Rather than treating bitcoin as a purely speculative asset, Dorsey highlights the network effects that undergird long-term appreciation. “The most amazing thing about bitcoin, apart from the founding story, is anyone who works on it, or gets paid in it, or buys it for themselves—everyone who puts any effort in to make it better—is making the entire ecosystem better, which makes the price go up,” he explained.

This perspective reframes the conversation from near-term price swings to fundamental utility expansion. Developer activity, adoption as a medium of exchange, and protocol improvements collectively strengthen the network, creating compounding value that eventually reflects in market valuation.

Market Reality: Current Bitcoin Price and Near-Term Challenges

As of early 2026, bitcoin trades around $68,040, representing steady consolidation after briefly approaching the $70,000 resistance level. While this reflects solid recovery from mid-range support, the path to $1 million requires navigating several macro headwinds.
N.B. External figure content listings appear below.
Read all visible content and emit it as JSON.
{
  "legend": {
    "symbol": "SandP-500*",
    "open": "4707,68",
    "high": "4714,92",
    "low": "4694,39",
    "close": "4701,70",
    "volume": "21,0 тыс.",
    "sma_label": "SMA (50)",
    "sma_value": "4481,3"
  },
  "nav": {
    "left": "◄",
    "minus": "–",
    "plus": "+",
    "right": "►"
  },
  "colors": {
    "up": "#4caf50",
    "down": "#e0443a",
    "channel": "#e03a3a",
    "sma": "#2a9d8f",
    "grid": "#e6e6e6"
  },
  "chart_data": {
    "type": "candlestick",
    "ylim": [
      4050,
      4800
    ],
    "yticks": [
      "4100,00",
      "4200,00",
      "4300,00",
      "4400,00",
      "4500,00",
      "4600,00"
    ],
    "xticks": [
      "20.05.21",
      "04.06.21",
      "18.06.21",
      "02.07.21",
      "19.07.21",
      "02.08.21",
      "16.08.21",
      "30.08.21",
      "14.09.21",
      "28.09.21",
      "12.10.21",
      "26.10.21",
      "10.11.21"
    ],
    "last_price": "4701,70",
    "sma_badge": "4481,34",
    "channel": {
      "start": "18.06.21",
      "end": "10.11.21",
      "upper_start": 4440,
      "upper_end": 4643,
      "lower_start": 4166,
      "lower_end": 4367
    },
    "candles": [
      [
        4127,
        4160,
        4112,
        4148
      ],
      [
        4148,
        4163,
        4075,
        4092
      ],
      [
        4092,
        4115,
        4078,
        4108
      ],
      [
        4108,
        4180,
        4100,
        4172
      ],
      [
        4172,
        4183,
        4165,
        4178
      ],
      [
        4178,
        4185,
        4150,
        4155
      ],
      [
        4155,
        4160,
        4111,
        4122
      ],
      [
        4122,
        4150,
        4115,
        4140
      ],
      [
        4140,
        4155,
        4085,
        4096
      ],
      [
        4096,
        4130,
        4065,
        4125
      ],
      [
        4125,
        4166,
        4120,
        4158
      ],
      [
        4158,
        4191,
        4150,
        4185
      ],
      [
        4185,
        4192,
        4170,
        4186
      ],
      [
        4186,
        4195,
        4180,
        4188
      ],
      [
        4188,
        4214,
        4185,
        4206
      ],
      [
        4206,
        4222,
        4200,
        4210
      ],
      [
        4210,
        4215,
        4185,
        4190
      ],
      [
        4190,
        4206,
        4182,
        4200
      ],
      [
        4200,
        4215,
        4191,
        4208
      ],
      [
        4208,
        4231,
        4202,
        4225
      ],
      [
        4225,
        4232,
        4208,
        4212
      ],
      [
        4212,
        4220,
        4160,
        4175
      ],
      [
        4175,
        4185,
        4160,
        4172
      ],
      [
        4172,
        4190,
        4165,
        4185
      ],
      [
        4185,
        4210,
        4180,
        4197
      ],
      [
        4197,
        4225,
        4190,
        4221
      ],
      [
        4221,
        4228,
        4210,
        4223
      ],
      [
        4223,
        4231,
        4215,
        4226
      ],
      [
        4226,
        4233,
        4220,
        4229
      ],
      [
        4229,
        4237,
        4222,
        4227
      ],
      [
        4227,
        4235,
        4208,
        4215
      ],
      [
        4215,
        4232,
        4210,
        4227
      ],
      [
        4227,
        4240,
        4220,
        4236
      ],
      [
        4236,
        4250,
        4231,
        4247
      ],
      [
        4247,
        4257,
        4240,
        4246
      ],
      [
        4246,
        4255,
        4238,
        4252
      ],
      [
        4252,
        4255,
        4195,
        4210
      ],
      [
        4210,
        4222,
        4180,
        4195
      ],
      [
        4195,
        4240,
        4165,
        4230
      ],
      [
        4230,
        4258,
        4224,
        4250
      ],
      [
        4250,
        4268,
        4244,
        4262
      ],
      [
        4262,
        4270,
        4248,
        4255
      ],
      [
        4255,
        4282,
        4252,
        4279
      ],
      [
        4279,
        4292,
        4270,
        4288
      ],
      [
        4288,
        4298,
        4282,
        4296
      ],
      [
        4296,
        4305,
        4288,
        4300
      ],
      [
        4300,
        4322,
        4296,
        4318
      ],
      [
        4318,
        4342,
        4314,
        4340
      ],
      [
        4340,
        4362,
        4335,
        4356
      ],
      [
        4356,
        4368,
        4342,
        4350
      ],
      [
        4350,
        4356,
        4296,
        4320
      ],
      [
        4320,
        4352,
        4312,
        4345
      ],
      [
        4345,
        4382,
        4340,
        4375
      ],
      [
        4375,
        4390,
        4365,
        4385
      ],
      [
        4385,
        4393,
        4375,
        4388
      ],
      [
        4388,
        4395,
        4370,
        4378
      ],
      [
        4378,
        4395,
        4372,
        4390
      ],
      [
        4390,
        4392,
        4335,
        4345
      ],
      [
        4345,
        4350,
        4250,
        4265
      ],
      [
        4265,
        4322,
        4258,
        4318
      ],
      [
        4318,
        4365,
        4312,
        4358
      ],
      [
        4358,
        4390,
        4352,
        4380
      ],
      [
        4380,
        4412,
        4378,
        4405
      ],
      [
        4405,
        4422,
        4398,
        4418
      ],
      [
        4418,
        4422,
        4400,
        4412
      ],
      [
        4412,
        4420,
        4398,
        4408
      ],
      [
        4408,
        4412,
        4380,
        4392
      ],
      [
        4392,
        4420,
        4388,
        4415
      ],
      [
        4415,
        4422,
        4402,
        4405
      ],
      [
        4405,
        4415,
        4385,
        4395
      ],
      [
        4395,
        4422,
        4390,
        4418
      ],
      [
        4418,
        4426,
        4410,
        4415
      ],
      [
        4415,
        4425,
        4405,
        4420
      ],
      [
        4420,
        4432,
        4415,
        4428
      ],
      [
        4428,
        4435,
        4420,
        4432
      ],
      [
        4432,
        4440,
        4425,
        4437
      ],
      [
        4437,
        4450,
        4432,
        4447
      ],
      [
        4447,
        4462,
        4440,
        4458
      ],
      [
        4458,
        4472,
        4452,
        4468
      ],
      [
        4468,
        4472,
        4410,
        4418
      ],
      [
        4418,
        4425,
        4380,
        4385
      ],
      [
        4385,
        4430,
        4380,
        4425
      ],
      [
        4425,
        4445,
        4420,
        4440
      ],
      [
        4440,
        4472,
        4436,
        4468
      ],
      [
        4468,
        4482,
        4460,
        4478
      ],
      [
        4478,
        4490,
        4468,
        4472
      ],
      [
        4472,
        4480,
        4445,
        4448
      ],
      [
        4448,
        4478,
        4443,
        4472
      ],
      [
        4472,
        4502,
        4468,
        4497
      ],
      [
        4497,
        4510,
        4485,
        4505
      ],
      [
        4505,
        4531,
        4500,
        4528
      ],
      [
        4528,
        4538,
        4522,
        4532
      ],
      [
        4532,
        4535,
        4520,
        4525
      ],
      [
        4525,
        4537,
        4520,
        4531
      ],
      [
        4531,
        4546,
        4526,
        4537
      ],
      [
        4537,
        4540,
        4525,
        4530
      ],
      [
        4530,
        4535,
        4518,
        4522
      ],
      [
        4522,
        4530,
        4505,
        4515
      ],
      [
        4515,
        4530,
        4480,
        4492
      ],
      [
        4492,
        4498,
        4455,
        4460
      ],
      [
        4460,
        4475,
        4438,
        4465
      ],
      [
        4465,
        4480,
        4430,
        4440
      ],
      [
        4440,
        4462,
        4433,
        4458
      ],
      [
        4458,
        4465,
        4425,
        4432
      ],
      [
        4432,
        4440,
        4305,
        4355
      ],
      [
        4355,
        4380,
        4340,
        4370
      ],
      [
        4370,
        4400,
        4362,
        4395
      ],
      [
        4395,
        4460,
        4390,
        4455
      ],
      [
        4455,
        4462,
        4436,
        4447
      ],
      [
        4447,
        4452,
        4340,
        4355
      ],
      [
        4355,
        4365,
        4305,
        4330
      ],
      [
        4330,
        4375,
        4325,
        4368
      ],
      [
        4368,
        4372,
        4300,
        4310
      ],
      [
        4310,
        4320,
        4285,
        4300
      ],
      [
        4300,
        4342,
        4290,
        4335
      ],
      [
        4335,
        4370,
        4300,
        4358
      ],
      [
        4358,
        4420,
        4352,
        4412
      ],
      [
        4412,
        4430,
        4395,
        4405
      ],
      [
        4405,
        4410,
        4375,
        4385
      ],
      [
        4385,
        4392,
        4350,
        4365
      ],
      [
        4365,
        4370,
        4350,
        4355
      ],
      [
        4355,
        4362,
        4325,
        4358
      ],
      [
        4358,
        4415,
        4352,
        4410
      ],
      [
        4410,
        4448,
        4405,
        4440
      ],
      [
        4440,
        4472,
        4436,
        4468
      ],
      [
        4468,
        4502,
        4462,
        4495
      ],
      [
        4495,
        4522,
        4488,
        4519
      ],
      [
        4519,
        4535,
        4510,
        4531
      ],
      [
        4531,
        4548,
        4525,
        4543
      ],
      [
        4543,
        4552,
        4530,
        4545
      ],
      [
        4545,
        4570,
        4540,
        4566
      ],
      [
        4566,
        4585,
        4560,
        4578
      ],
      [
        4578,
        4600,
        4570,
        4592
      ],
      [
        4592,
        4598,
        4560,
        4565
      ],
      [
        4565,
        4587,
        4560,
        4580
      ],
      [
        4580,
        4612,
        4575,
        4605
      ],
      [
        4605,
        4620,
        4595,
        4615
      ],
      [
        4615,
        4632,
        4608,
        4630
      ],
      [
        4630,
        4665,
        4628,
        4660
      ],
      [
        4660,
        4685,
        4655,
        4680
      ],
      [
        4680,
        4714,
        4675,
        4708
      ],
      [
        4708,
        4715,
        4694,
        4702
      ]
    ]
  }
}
Altcoins including Ethereum, Solana, Cardano, and Dogecoin have recently outperformed bitcoin, signaling renewed risk appetite shifting toward higher-volatility assets. Meanwhile, analysts caution that stablecoin supply stagnation and potential cascading liquidations below $60,000 present medium-term risks that could test investor conviction before longer-term targets materialize.

The Bridge Between Today and 2030

The gap between bitcoin’s current $68K price and the $1M+ targets proposed by Dorsey and Wood represents approximately a 14-15x return over roughly four years. Historical crypto cycles have produced similar multiples, though success is far from guaranteed and subject to regulatory, macroeconomic, and technological developments that remain unpredictable.

Whether bitcoin ultimately validates these predictions or confronts setbacks, the debate itself underscores the asset class’s evolution from speculative novelty to a serious consideration within mainstream investment frameworks.